It's been too long between updates. Things have been really busy lately and I've needed some rest, but I'm at the point where I'm ready to jump into it again. Looking over the blog I realize it's deviated a bit from the original intention- which was talking about materials and shading networks and building up a resource of techniques- and has instead become a kind of dev blog for the couple of python projects I am involved with. I'm not sure what to do about that just yet.
Today though, I will atleast try to merge those two things by previewing a new feature to mGo!, which I've dubbed 'The Materialiser'. This new functionality will allow you to save and load material presets from inside Mari, and of course is designed to work with Antonio's production based OpenGl shaders. When importing a preset, the script will read the shader type and from there a new shader will be created and every attribute set. In this way you can quickly get up and running with materials in Mari by having quick and easy access to these presets. When saving, you'll be able to sort your custom materials within categories, based on shader type or whatever you wish, and we'll include a bunch of presets with the release.
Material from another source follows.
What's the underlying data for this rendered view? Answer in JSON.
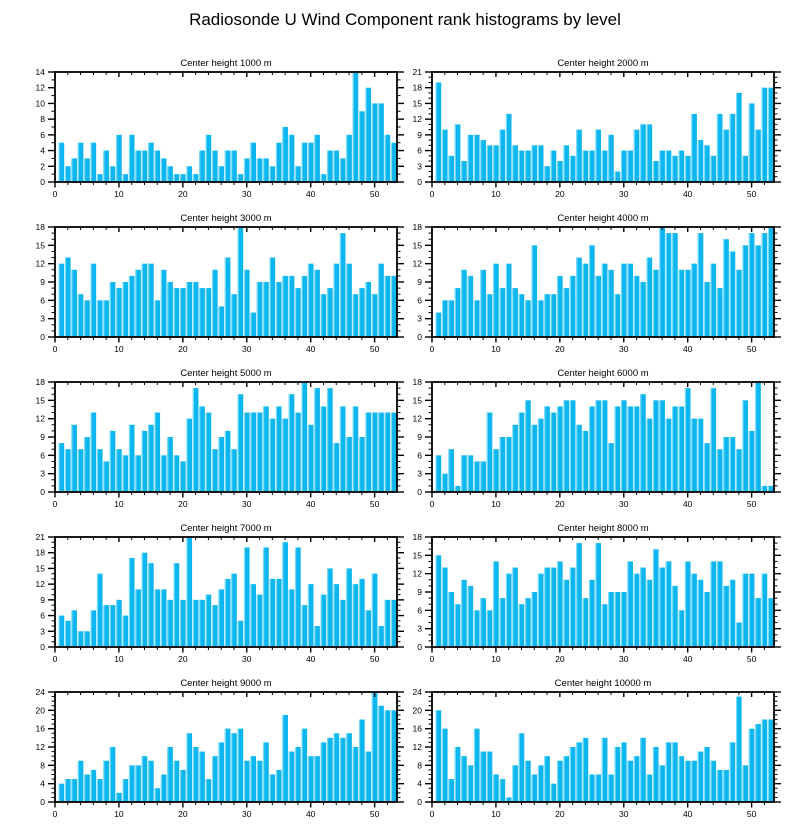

A feature which could potentially really help Mari artists is an RGB values to New Channel feature, which I've been trialing the past couple of days. This would take any attributes in the material preset which were represented as RGB values, eg- the specular colour of a gold material or the gloss value for a matt plastic, and recreate those values inside new channels by adding a constant colour layer inside of them. From there, the new layer would serve as a reference or guide - you'd have a base colour or greyscale value to work from as you built up textural variety around those values. It seems like this would be quite useful.
While I'm working on this stuff, Antonio is putting the finishing touches on a new system which will allow blended shader and falloff shader support in mGo! We'll transfer this system over to the Materialiser soon, so you'll be able to easily load up a 'carpaint with decals' blended shader preset if you wanted- and output the whole network directly to Maya once textured. Lots of interesting potential there.